Efficacy in tension type headache
The lowest percentages of patients who requested rescue drugs were those treated with MTP. Percentage of patients requiring rescue drugs was 14.2% for MTP and 42.8% for PET. Ellis et al reported the corresponding ratio for MTP as 20% in a study with a small sample size.7
MTP was the most effective analgesic agent administered in this study. PET (50 mg) was found more effective in treating acute attacks of tension type headache than PLC. This result is different from the findings of Harden et al in which PET in the same dose was only as effective as PLC.14 Broader and well designed studies are required to investigate the exact causes of the difference. Harden et al compared effects of ketorolac and pethidine in patients with tension type headache in another study13 and found that two hour efficacy of 60 mg ketorolac was more favourable than 50 mg pethidine.
Efficacy in vascular headache
Again, the most successful drug regimen in the vascular headache group was MTP in the given dose. Success rate of MTP in treating vascular headache in our study was 86% compared with 43% of PLC. This rate is much higher than those of Coppola et al (46% and 29%, respectively) who compared MTP with prochlorperazine and PLC in a double blind randomised study.10 They did not find any statistically significant difference between scores of MTP and PLC groups.

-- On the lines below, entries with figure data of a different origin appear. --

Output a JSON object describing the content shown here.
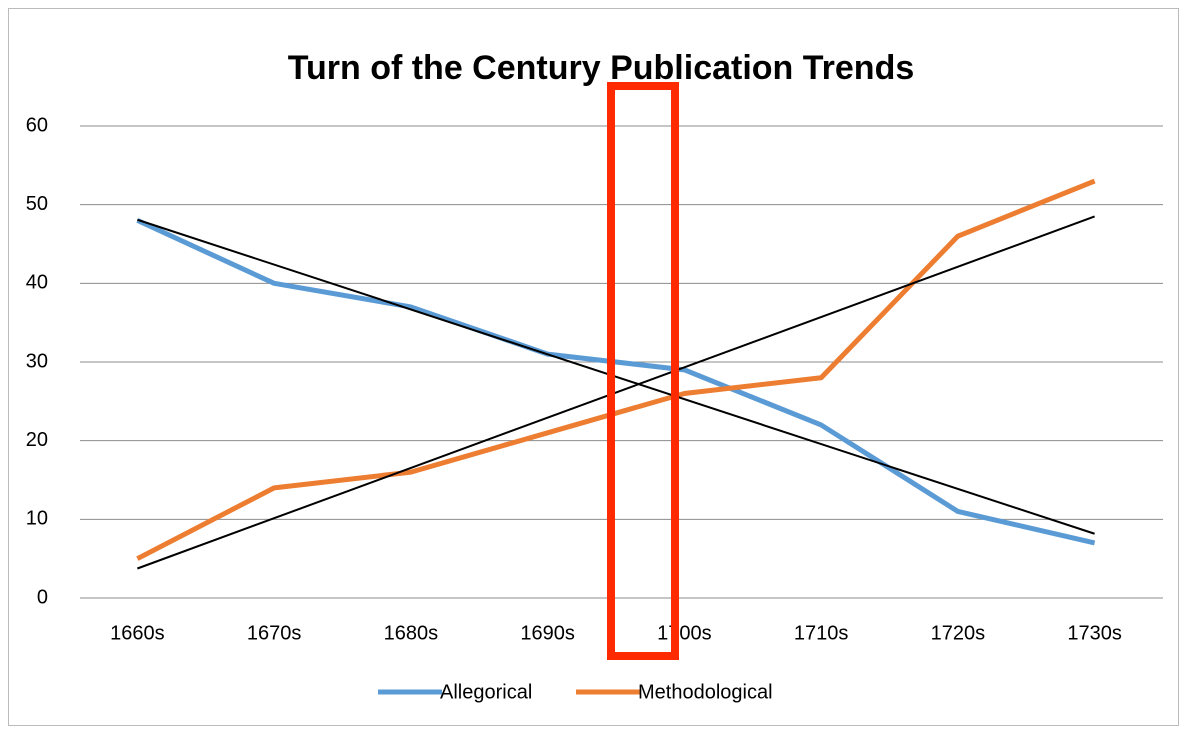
{
  "chart_data": {
    "type": "line",
    "title": "Turn of the Century Publication Trends",
    "categories": [
      "1660s",
      "1670s",
      "1680s",
      "1690s",
      "1700s",
      "1710s",
      "1720s",
      "1730s"
    ],
    "series": [
      {
        "name": "Allegorical",
        "color": "#5b9bd5",
        "values": [
          48,
          40,
          37,
          31,
          29,
          22,
          11,
          7
        ]
      },
      {
        "name": "Methodological",
        "color": "#ed7d31",
        "values": [
          5,
          14,
          16,
          21,
          26,
          28,
          46,
          53
        ]
      }
    ],
    "ylim": [
      0,
      60
    ],
    "yticks": [
      0,
      10,
      20,
      30,
      40,
      50,
      60
    ],
    "grid": true,
    "trendline": true,
    "trendline_color": "#000000",
    "legend": "bottom"
  }
}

In a study comparing MTP and prochlorperazine in migraine headache, Jones et al11 reported that rescue drug was needed for 79% and 57% of patients, respectively, much more frequent than the figures in this study (14%). The difference could result from varying baseline severity of headache or from cultural differences leading to patients’ bias of reporting pain intensity.

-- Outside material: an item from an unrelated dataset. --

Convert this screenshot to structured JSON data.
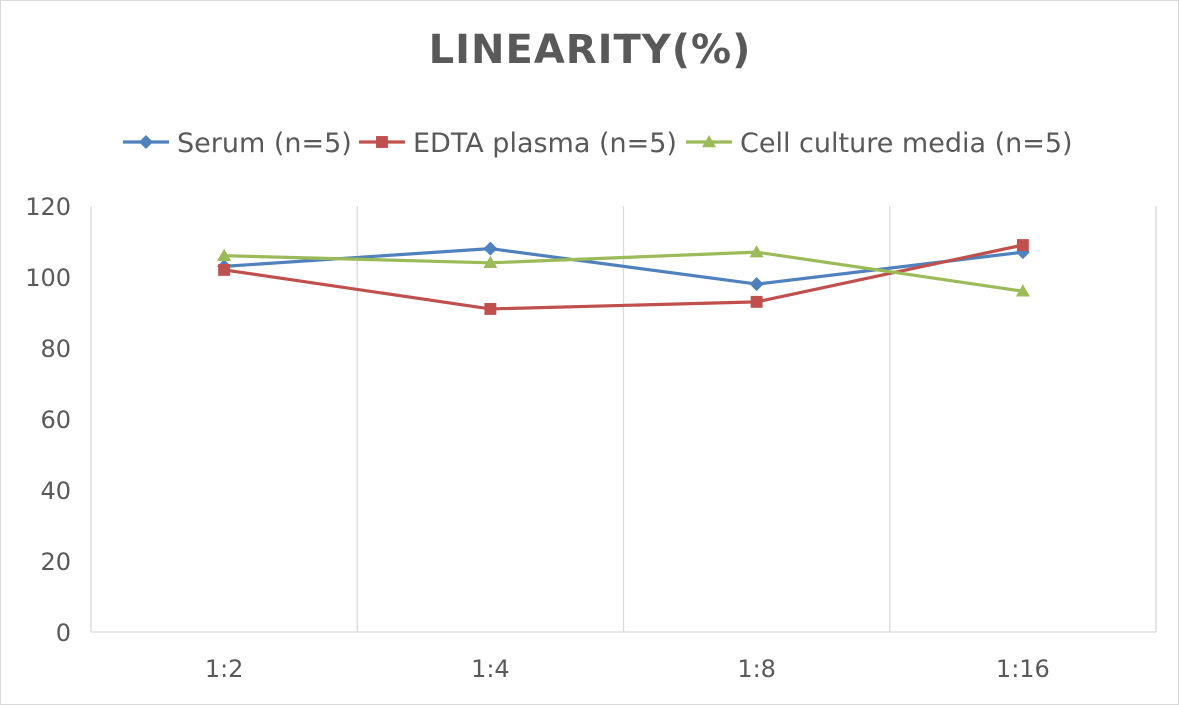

In terms of analgesic efficacy (decrease in pain intensity), patients receiving MTP relieved significantly better than patients treated with other agents (PET and PLC); this result is similar with the comparison study of (MTP and ibuprofen in migraine) by Ellis et al.7 In contrast, results by Jones et al11 show that the decrease in pain intensity after MTP administration was as high as 83%, which is greater than in this study.

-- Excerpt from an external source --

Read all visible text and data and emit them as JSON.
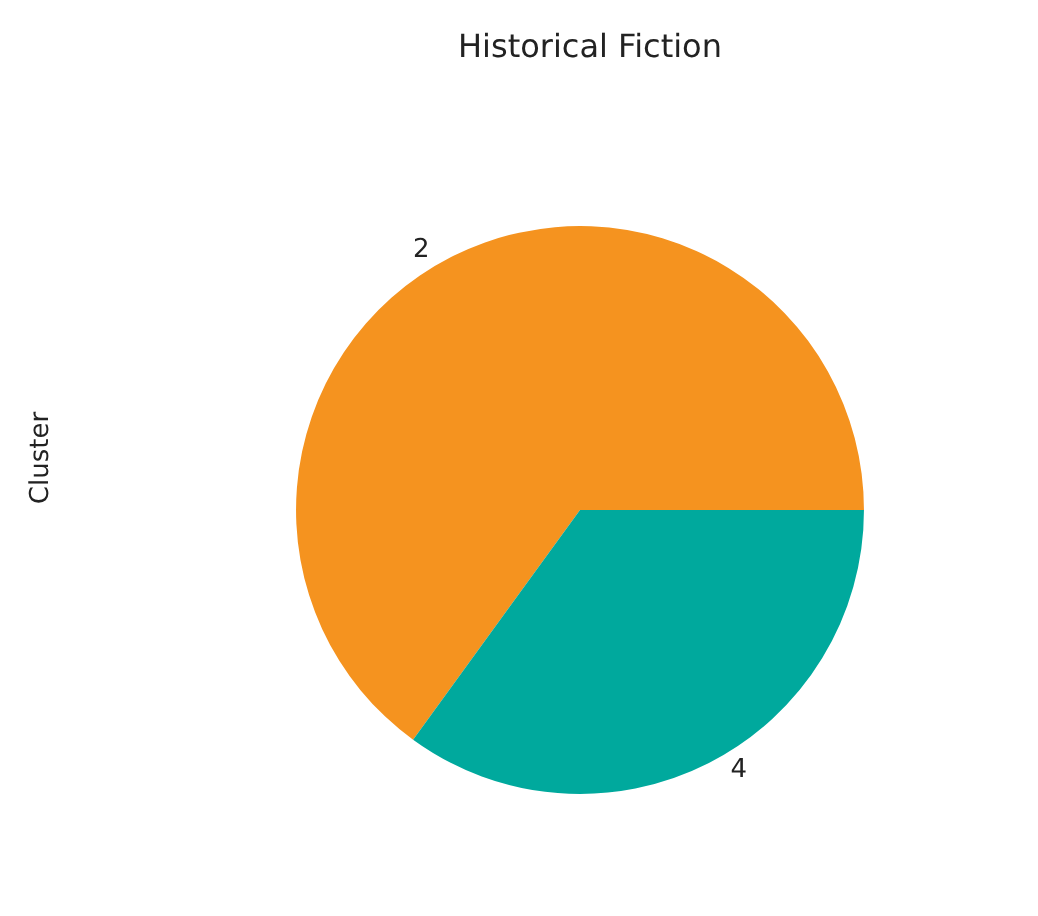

Decreases in VAS scores elicited from patients with acute migraine episodes in this study were found significant after MTP use. For example, mean decrease at 45 minutes was 6.5 cm, which is greater than 4.3 cm found in the study by Cameron et al.8 Mean VAS decrease in MTP and PLC (6.6 and 3.9, respectively) was higher than the results of Tek et al (2.46 and 1.69, respectively).6 Mean VAS in PET group after drug administration was higher than MTP and M-PET groups.
Side effects were seen in 126 patients (37.8%). The most common side effect was drowsiness or light sedation, which was noted in 70 cases (20.8%). Although the figure seems to be somewhat high, side effects with serious outcomes were not encountered in any patient in this trial. The incidence of side effects was also unrelated to the actual quantity of the volume infused in the patient.
One drawback of the study could be the short follow up period of the patients as to the duration and course of side effects. Similarly, the variation of total volume of normal saline infused could be questioned to represent a confounding factor for analgesic efficacy. None the less, neither the need for rescue drug nor the mean VAS scores were found related to the infused volume.
In conclusion, these data suggest that MTP produces more effective analgesia than PET in both vascular and tension type headache in adult patients with acute primary headache episodes.
Conflicts of interest: none declared.